Here’s what the Zuck-dense splash page looked like at 545 am on January 9, 2025:

image

Several observations:

  1. The message about what is permissible and what is not permissible across the Zuckerberg properties is not clear
  2. The gestalt of the cited stories is that Meta is responding to and taking advantage of an opportunity to define “free speech” so it conforms with the expectations of certain person of influence in the United States
  3. The decisions illustrate a certain opportunism with benefits in the management think tank at the Zuck operational headquarters: Reduce some costs, generate buzz, and dump the baggage of trying to establish and maintain an editorial policies that get in the way of generating cash or “free” money.

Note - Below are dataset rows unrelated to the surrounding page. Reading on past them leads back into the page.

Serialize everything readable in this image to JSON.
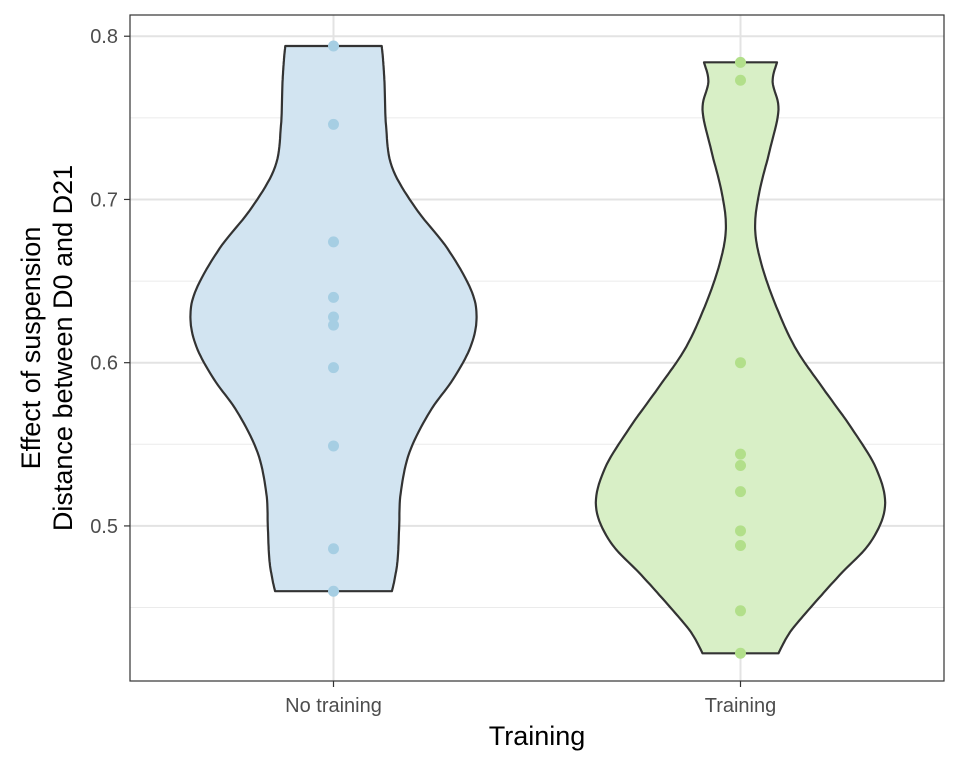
{
  "chart_data": {
    "type": "violin",
    "title": "",
    "xlabel": "Training",
    "ylabel_lines": [
      "Effect of suspension",
      "Distance between D0 and D21"
    ],
    "ylim": [
      0.405,
      0.813
    ],
    "y_ticks": [
      0.5,
      0.6,
      0.7,
      0.8
    ],
    "y_tick_labels": [
      "0.5",
      "0.6",
      "0.7",
      "0.8"
    ],
    "grid": true,
    "legend": "none",
    "categories": [
      "No training",
      "Training"
    ],
    "series": [
      {
        "category": "No training",
        "fill_color": "#d2e4f1",
        "point_color": "#a6cee3",
        "points": [
          0.794,
          0.746,
          0.674,
          0.64,
          0.628,
          0.623,
          0.597,
          0.549,
          0.486,
          0.46
        ],
        "violin_profile": [
          [
            0.46,
            0.4
          ],
          [
            0.468,
            0.42
          ],
          [
            0.48,
            0.44
          ],
          [
            0.5,
            0.45
          ],
          [
            0.52,
            0.46
          ],
          [
            0.545,
            0.52
          ],
          [
            0.57,
            0.66
          ],
          [
            0.59,
            0.82
          ],
          [
            0.61,
            0.94
          ],
          [
            0.628,
            0.98
          ],
          [
            0.645,
            0.94
          ],
          [
            0.67,
            0.78
          ],
          [
            0.695,
            0.56
          ],
          [
            0.72,
            0.4
          ],
          [
            0.745,
            0.36
          ],
          [
            0.77,
            0.35
          ],
          [
            0.785,
            0.34
          ],
          [
            0.794,
            0.33
          ]
        ]
      },
      {
        "category": "Training",
        "fill_color": "#d8efc6",
        "point_color": "#b2df8a",
        "points": [
          0.784,
          0.773,
          0.6,
          0.544,
          0.537,
          0.521,
          0.497,
          0.488,
          0.448,
          0.422
        ],
        "violin_profile": [
          [
            0.422,
            0.26
          ],
          [
            0.435,
            0.34
          ],
          [
            0.45,
            0.48
          ],
          [
            0.47,
            0.68
          ],
          [
            0.49,
            0.89
          ],
          [
            0.512,
            0.99
          ],
          [
            0.535,
            0.93
          ],
          [
            0.56,
            0.76
          ],
          [
            0.585,
            0.56
          ],
          [
            0.61,
            0.37
          ],
          [
            0.64,
            0.22
          ],
          [
            0.665,
            0.13
          ],
          [
            0.684,
            0.1
          ],
          [
            0.705,
            0.13
          ],
          [
            0.73,
            0.2
          ],
          [
            0.755,
            0.26
          ],
          [
            0.772,
            0.22
          ],
          [
            0.784,
            0.25
          ]
        ]
      }
    ]
  }
}
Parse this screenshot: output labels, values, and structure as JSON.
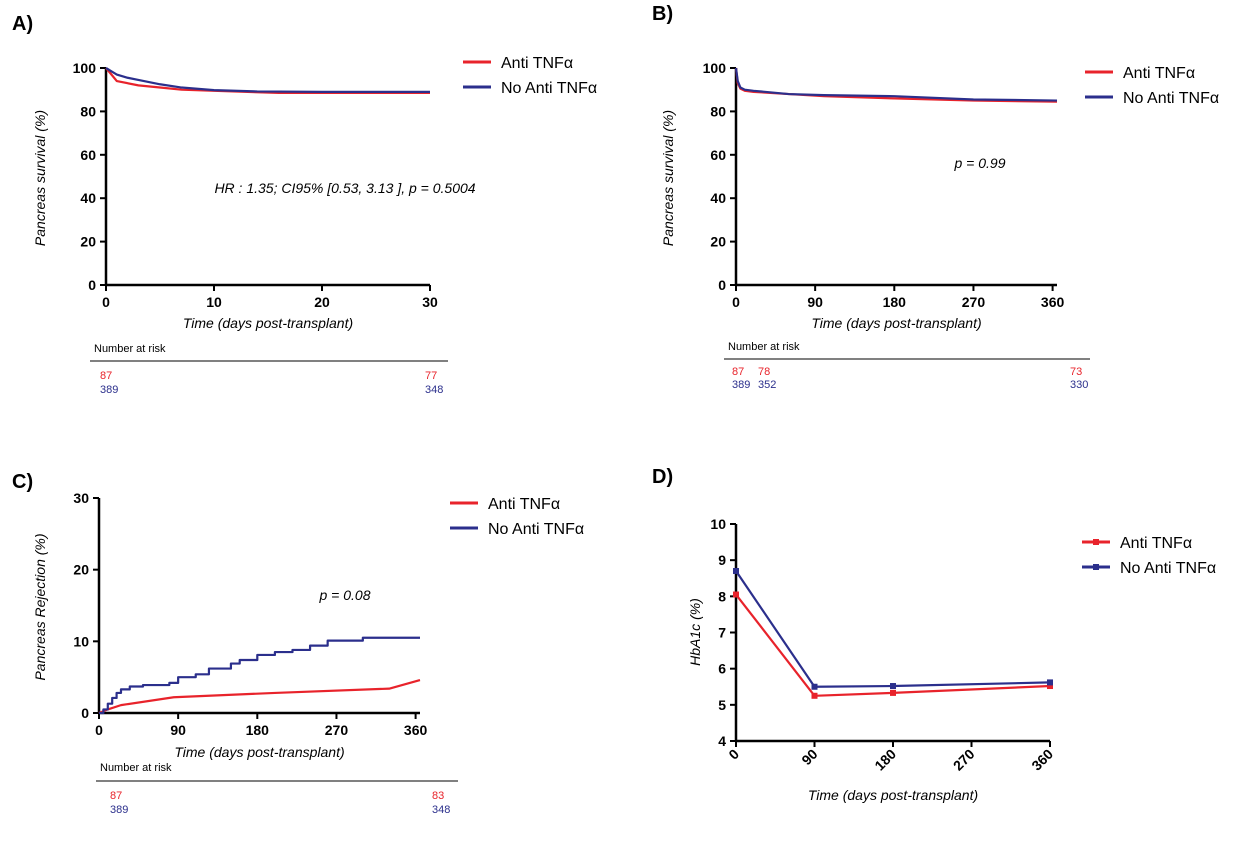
{
  "colors": {
    "anti": "#e8232b",
    "no_anti": "#2b2f8c",
    "axis": "#000000"
  },
  "chart_data": [
    {
      "panel": "A)",
      "type": "line",
      "xlabel": "Time (days post-transplant)",
      "ylabel": "Pancreas survival (%)",
      "xlim": [
        0,
        30
      ],
      "ylim": [
        0,
        100
      ],
      "xticks": [
        "0",
        "10",
        "20",
        "30"
      ],
      "yticks": [
        "0",
        "20",
        "40",
        "60",
        "80",
        "100"
      ],
      "legend": "top-right",
      "annotation": "HR : 1.35; CI95% [0.53, 3.13 ], p = 0.5004",
      "series": [
        {
          "name": "Anti TNFα",
          "color": "#e8232b",
          "x": [
            0,
            0.5,
            1,
            3,
            5,
            7,
            10,
            16,
            30
          ],
          "y": [
            100,
            97,
            94,
            92,
            91,
            90,
            89.5,
            88.5,
            88.5
          ]
        },
        {
          "name": "No Anti TNFα",
          "color": "#2b2f8c",
          "x": [
            0,
            0.5,
            1,
            2,
            3,
            5,
            7,
            10,
            14,
            20,
            30
          ],
          "y": [
            100,
            98.5,
            97,
            95.5,
            94.5,
            92.5,
            91,
            89.8,
            89.2,
            89,
            89
          ]
        }
      ],
      "number_at_risk": {
        "title": "Number at risk",
        "rows": [
          {
            "color": "#e8232b",
            "cells": [
              {
                "x": 0,
                "v": "87"
              },
              {
                "x": 30,
                "v": "77"
              }
            ]
          },
          {
            "color": "#2b2f8c",
            "cells": [
              {
                "x": 0,
                "v": "389"
              },
              {
                "x": 30,
                "v": "348"
              }
            ]
          }
        ]
      }
    },
    {
      "panel": "B)",
      "type": "line",
      "xlabel": "Time (days post-transplant)",
      "ylabel": "Pancreas survival (%)",
      "xlim": [
        0,
        365
      ],
      "ylim": [
        0,
        100
      ],
      "xticks": [
        "0",
        "90",
        "180",
        "270",
        "360"
      ],
      "yticks": [
        "0",
        "20",
        "40",
        "60",
        "80",
        "100"
      ],
      "legend": "top-right",
      "annotation": "p = 0.99",
      "series": [
        {
          "name": "Anti TNFα",
          "color": "#e8232b",
          "x": [
            0,
            2,
            5,
            10,
            20,
            60,
            100,
            180,
            270,
            365
          ],
          "y": [
            100,
            93,
            90.5,
            89.5,
            89,
            88,
            87,
            86,
            85,
            84.5
          ]
        },
        {
          "name": "No Anti TNFα",
          "color": "#2b2f8c",
          "x": [
            0,
            2,
            5,
            10,
            20,
            60,
            100,
            180,
            270,
            365
          ],
          "y": [
            100,
            94,
            91,
            90,
            89.5,
            88,
            87.5,
            87,
            85.5,
            85
          ]
        }
      ],
      "number_at_risk": {
        "title": "Number at risk",
        "rows": [
          {
            "color": "#e8232b",
            "cells": [
              {
                "x": 0,
                "v": "87"
              },
              {
                "x": 20,
                "v": "78"
              },
              {
                "x": 365,
                "v": "73"
              }
            ]
          },
          {
            "color": "#2b2f8c",
            "cells": [
              {
                "x": 0,
                "v": "389"
              },
              {
                "x": 20,
                "v": "352"
              },
              {
                "x": 365,
                "v": "330"
              }
            ]
          }
        ]
      }
    },
    {
      "panel": "C)",
      "type": "line",
      "xlabel": "Time (days post-transplant)",
      "ylabel": "Pancreas Rejection (%)",
      "xlim": [
        0,
        365
      ],
      "ylim": [
        0,
        30
      ],
      "xticks": [
        "0",
        "90",
        "180",
        "270",
        "360"
      ],
      "yticks": [
        "0",
        "10",
        "20",
        "30"
      ],
      "legend": "top-right",
      "annotation": "p = 0.08",
      "series": [
        {
          "name": "Anti TNFα",
          "color": "#e8232b",
          "x": [
            0,
            10,
            25,
            85,
            200,
            330,
            365
          ],
          "y": [
            0,
            0.5,
            1.1,
            2.2,
            2.8,
            3.4,
            4.6
          ]
        },
        {
          "name": "No Anti TNFα",
          "color": "#2b2f8c",
          "x": [
            0,
            5,
            10,
            15,
            20,
            25,
            35,
            50,
            80,
            90,
            110,
            125,
            150,
            160,
            180,
            200,
            220,
            240,
            260,
            300,
            365
          ],
          "y": [
            0,
            0.5,
            1.3,
            2.1,
            2.8,
            3.3,
            3.7,
            3.9,
            4.2,
            5.0,
            5.4,
            6.2,
            6.9,
            7.4,
            8.1,
            8.5,
            8.8,
            9.4,
            10.1,
            10.5,
            10.5
          ]
        }
      ],
      "number_at_risk": {
        "title": "Number at risk",
        "rows": [
          {
            "color": "#e8232b",
            "cells": [
              {
                "x": 0,
                "v": "87"
              },
              {
                "x": 365,
                "v": "83"
              }
            ]
          },
          {
            "color": "#2b2f8c",
            "cells": [
              {
                "x": 0,
                "v": "389"
              },
              {
                "x": 365,
                "v": "348"
              }
            ]
          }
        ]
      }
    },
    {
      "panel": "D)",
      "type": "line",
      "xlabel": "Time (days post-transplant)",
      "ylabel": "HbA1c (%)",
      "xlim": [
        0,
        360
      ],
      "ylim": [
        4,
        10
      ],
      "xticks": [
        "0",
        "90",
        "180",
        "270",
        "360"
      ],
      "yticks": [
        "4",
        "5",
        "6",
        "7",
        "8",
        "9",
        "10"
      ],
      "legend": "top-right",
      "markers": true,
      "series": [
        {
          "name": "Anti TNFα",
          "color": "#e8232b",
          "x": [
            0,
            90,
            180,
            360
          ],
          "y": [
            8.05,
            5.25,
            5.33,
            5.52
          ]
        },
        {
          "name": "No Anti TNFα",
          "color": "#2b2f8c",
          "x": [
            0,
            90,
            180,
            360
          ],
          "y": [
            8.7,
            5.5,
            5.52,
            5.62
          ]
        }
      ]
    }
  ]
}
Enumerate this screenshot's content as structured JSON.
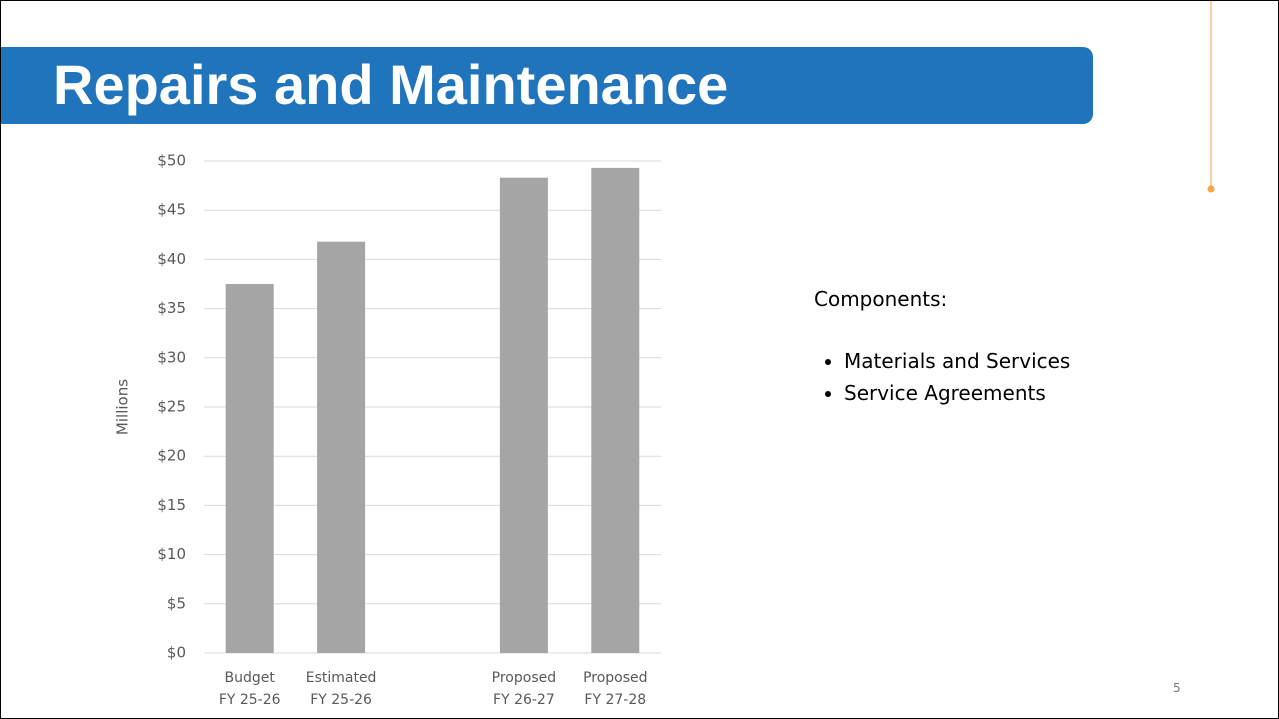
{
  "header": {
    "title": "Repairs and Maintenance"
  },
  "chart_data": {
    "type": "bar",
    "categories": [
      "Budget\nFY 25-26",
      "Estimated\nFY 25-26",
      null,
      "Proposed\nFY 26-27",
      "Proposed\nFY 27-28"
    ],
    "values": [
      37.5,
      41.8,
      null,
      48.3,
      49.3
    ],
    "color": "#a5a5a5",
    "y_label": "Millions",
    "ylim": [
      0,
      50
    ],
    "yticks": [
      {
        "value": 0,
        "label": "$0"
      },
      {
        "value": 5,
        "label": "$5"
      },
      {
        "value": 10,
        "label": "$10"
      },
      {
        "value": 15,
        "label": "$15"
      },
      {
        "value": 20,
        "label": "$20"
      },
      {
        "value": 25,
        "label": "$25"
      },
      {
        "value": 30,
        "label": "$30"
      },
      {
        "value": 35,
        "label": "$35"
      },
      {
        "value": 40,
        "label": "$40"
      },
      {
        "value": 45,
        "label": "$45"
      },
      {
        "value": 50,
        "label": "$50"
      }
    ],
    "grid": true
  },
  "components": {
    "heading": "Components:",
    "items": [
      "Materials and Services",
      "Service Agreements"
    ]
  },
  "page_number": "5"
}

Net net: The difference between Meta’s approach to innovation to that of an organization like Telegram becomes increasingly clear. Focusing on Meta could result in missing important Telegram signals.

Stephen E Arnold, January 9, 2025

AI Outfit Pitches Anti Human Message

January 9, 2025

AI startup Artisan thought it could capture attention by telling companies to get rid of human workers and use its software instead. It was right. Gizmodo reports, “AI Firm’s ‘Stop Hiring Humans’ Billboard Campaign Sparks Outrage.” The firm plastered its provocative messaging across San Francisco. Writer Lucas Ropek reports:

“The company, which is backed by startup accelerator Y-Combinator, sells what it calls ‘AI Employees’ or ‘Artisans.’ What the company actually sells is software designed to assist with customer service and sales workflow. The company appears to have done an internal pow-wow and decided that the most effective way to promote its relatively mundane product was to fund an ad campaign heralding the end of the human age. Writing about the ad campaign, local outlet SFGate notes that the posters—which are strewn all over the city—include plugs like the following:

‘Artisans won’t complain about work-life balance’
‘Artisan’s Zoom cameras will never ‘not be working’ today.’
‘Hire Artisans, not humans.’
‘The era of AI employees is here.'”

The write-up points to an interview with SFGate in which CEO Jaspar Carmichael-Jack states the ad campaign was designed to “draw eyes.” Mission accomplished. (And is it just me, or does that name belong in a pirate movie?) Though Ropek acknowledges his part in drawing those eyes, he also takes this chance to vent about AI and big tech in general. He writes:

“It is Carmichael-Jackson’s admission that his billboards are ‘dystopian’—just like the product he’s selling—that gets to the heart of what is so [messed] up about the whole thing. It’s obvious that Silicon Valley’s code monkeys now embrace a fatalistic bent of history towards the Bladerunner-style hellscape their market imperatives are driving us.”

Like Artisan’s billboards, Ropek pulls no punches. Located in San Francisco, Artisan was launched in 2023. Founders hail from the likes of Stanford, Oxford, Meta, and IBM. Will the firm find a way to make its next outreach even more outrageous?